BKN Usulkan STPN Perlu Jadi Sekolah Kedinasan untuk Percepat Layanan Pertanahan
Jakarta – Humas BKN, Dalam Rapat Dengar Pendapat (RDP) bersama Komisi II DPR RI untuk membahas strategis penguatan manajemen ASN berbasis kebutuhan nasional, Badan Kepegawaian Negara (BKN) menyampaikan urgensi rencana alih status Sekolah Tinggi Pertanahan Nasional (STPN) menjadi sekolah kedinasan. Hal ini sebagai strategi penting untuk memperkuat kualitas dan ketersediaan sumber daya manusia (SDM) di sektor pertanahan yang semakin kompleks dan strategis.
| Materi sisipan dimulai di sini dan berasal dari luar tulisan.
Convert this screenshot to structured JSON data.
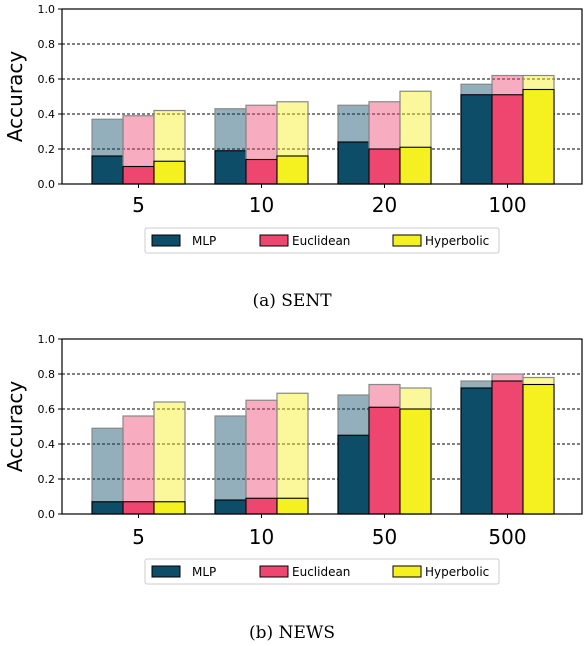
{
  "colors": {
    "MLP": "#0e4d68",
    "Euclidean": "#ef4670",
    "Hyperbolic": "#f5f01f"
  },
  "chart_data": [
    {
      "type": "bar",
      "caption": "(a) SENT",
      "ylabel": "Accuracy",
      "ylim": [
        0,
        1.0
      ],
      "yticks": [
        "0.0",
        "0.2",
        "0.4",
        "0.6",
        "0.8",
        "1.0"
      ],
      "grid": "horizontal dashed at 0.2, 0.4, 0.6, 0.8",
      "legend_position": "below",
      "categories": [
        "5",
        "10",
        "20",
        "100"
      ],
      "series": [
        {
          "name": "MLP",
          "values": [
            0.16,
            0.19,
            0.24,
            0.51
          ],
          "upper": [
            0.37,
            0.43,
            0.45,
            0.57
          ]
        },
        {
          "name": "Euclidean",
          "values": [
            0.1,
            0.14,
            0.2,
            0.51
          ],
          "upper": [
            0.39,
            0.45,
            0.47,
            0.62
          ]
        },
        {
          "name": "Hyperbolic",
          "values": [
            0.13,
            0.16,
            0.21,
            0.54
          ],
          "upper": [
            0.42,
            0.47,
            0.53,
            0.62
          ]
        }
      ]
    },
    {
      "type": "bar",
      "caption": "(b) NEWS",
      "ylabel": "Accuracy",
      "ylim": [
        0,
        1.0
      ],
      "yticks": [
        "0.0",
        "0.2",
        "0.4",
        "0.6",
        "0.8",
        "1.0"
      ],
      "grid": "horizontal dashed at 0.2, 0.4, 0.6, 0.8",
      "legend_position": "below",
      "categories": [
        "5",
        "10",
        "50",
        "500"
      ],
      "series": [
        {
          "name": "MLP",
          "values": [
            0.07,
            0.08,
            0.45,
            0.72
          ],
          "upper": [
            0.49,
            0.56,
            0.68,
            0.76
          ]
        },
        {
          "name": "Euclidean",
          "values": [
            0.07,
            0.09,
            0.61,
            0.76
          ],
          "upper": [
            0.56,
            0.65,
            0.74,
            0.8
          ]
        },
        {
          "name": "Hyperbolic",
          "values": [
            0.07,
            0.09,
            0.6,
            0.74
          ],
          "upper": [
            0.64,
            0.69,
            0.72,
            0.78
          ]
        }
      ]
    }
  ]
}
Wakil Kepala BKN, Suharmen, menyampaikan bahwa BKN menilai kebutuhan SDM di Kementerian ATR/BPN mendesak, terutama pada jabatan teknis yang belum sepenuhnya dapat dipenuhi melalui rekrutmen umum.
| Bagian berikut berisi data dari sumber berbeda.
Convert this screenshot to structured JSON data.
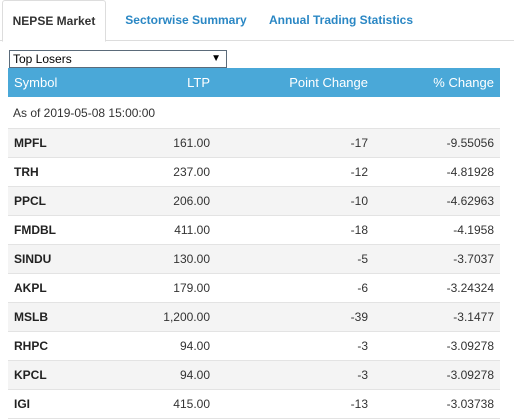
{
  "tabs": [
    {
      "label": "NEPSE Market"
    },
    {
      "label": "Sectorwise Summary"
    },
    {
      "label": "Annual Trading Statistics"
    }
  ],
  "filter": {
    "selected": "Top Losers"
  },
  "table": {
    "headers": [
      "Symbol",
      "LTP",
      "Point Change",
      "% Change"
    ],
    "as_of": "As of 2019-05-08 15:00:00",
    "rows": [
      [
        "MPFL",
        "161.00",
        "-17",
        "-9.55056"
      ],
      [
        "TRH",
        "237.00",
        "-12",
        "-4.81928"
      ],
      [
        "PPCL",
        "206.00",
        "-10",
        "-4.62963"
      ],
      [
        "FMDBL",
        "411.00",
        "-18",
        "-4.1958"
      ],
      [
        "SINDU",
        "130.00",
        "-5",
        "-3.7037"
      ],
      [
        "AKPL",
        "179.00",
        "-6",
        "-3.24324"
      ],
      [
        "MSLB",
        "1,200.00",
        "-39",
        "-3.1477"
      ],
      [
        "RHPC",
        "94.00",
        "-3",
        "-3.09278"
      ],
      [
        "KPCL",
        "94.00",
        "-3",
        "-3.09278"
      ],
      [
        "IGI",
        "415.00",
        "-13",
        "-3.03738"
      ]
    ]
  }
}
“Dari total sekitar 34.381 pegawai ATR/BPN, sebanyak 64% masih berada pada jabatan pelaksana, yang menunjukkan perlunya peningkatan kompetensi secara signifikan. Selain itu, rasio pelayanan saat ini menunjukkan satu ASN melayani sekitar 3.600 bidang tanah dan 55 km² wilayah daratan, sehingga berpotensi menimbulkan bottleneck layanan,” ungkap Suharmen, Selasa (14/04/2026) di Gedung DPR Komisi II, Jakarta. Oleh karena itu, BKN mengusulkan agar STPN dialihkan menjadi sekolah kedinasan dengan pola ikatan dinas penuh. Skema ini memungkinkan lulusan langsung diangkat menjadi ASN sesuai kebutuhan formasi, sehingga lebih tepat sasaran dalam memenuhi kebutuhan instansi.Suharmen juga menjelaskan bahwa rencana alih status STPN menjadi sekolah kedinasan diharapkan mampu menyediakan SDM pertanahan yang kompeten dan siap kerja, mempercepat layanan pertanahan dan reforma agrarian, membuka akses pendidikan tinggi berbasis ikatan dinas bagi masyarakat, dan mendorong pembentukan karakter ASN sejak dini. “Rencana alih status STPN menjadi sekolah kedinasan merupakan langkah strategis untuk menjawab kebutuhan SDM pertanahan yang spesifik dan mendesak. Dengan pendekatan berbasis kebutuhan dan pengelolaan yang terintegrasi, kebijakan ini diharapkan dapat memberikan manfaat bagi peningkatan kualitas layanan publik di bidang pertanahan sekaligus memperkuat tata kelola ASN nasional. Namun, proses ini tetap memerlukan perencanaan matang agar tidak terjadi kelebihan pasokan ASN serta menjaga keberlanjutan fiskal negara,” terangnya.
Rencana ini sendiri akan melibatkan BKN sebagai pembina manajemen ASN, Kementerian ATR/BPN sebagai pengguna SDM, dan Komisi II DPR RI sebagai mitra pengawasan dan pengambilan kebijakan. Selain itu, masyarakat luas juga menjadi bagian penting karena memiliki kesempatan untuk mengikuti seleksi terbuka sekolah kedinasan. Seleksi sekolah kedinasan dilakukan secara transparan melalui tahapan pengumuman, pendaftaran, seleksi administrasi, hingga Seleksi Kompetensi Dasar (SKD) menggunakan sistem Computer Assisted Test (CAT) BKN. Peserta yang lulus akan melanjutkan ke seleksi lanjutan sebelum akhirnya diangkat menjadi ASN. Suharmen juga menyampaikan bahwa data BKN tahun 2025 menunjukkan tingginya minat masyarakat terhadap sekolah kedinasan, yang ditunjukkan dengan 151.049 pendaftar untuk 3.252 formasi (rasio 1:46), dan tingkat keterisian mencapai 92,4%.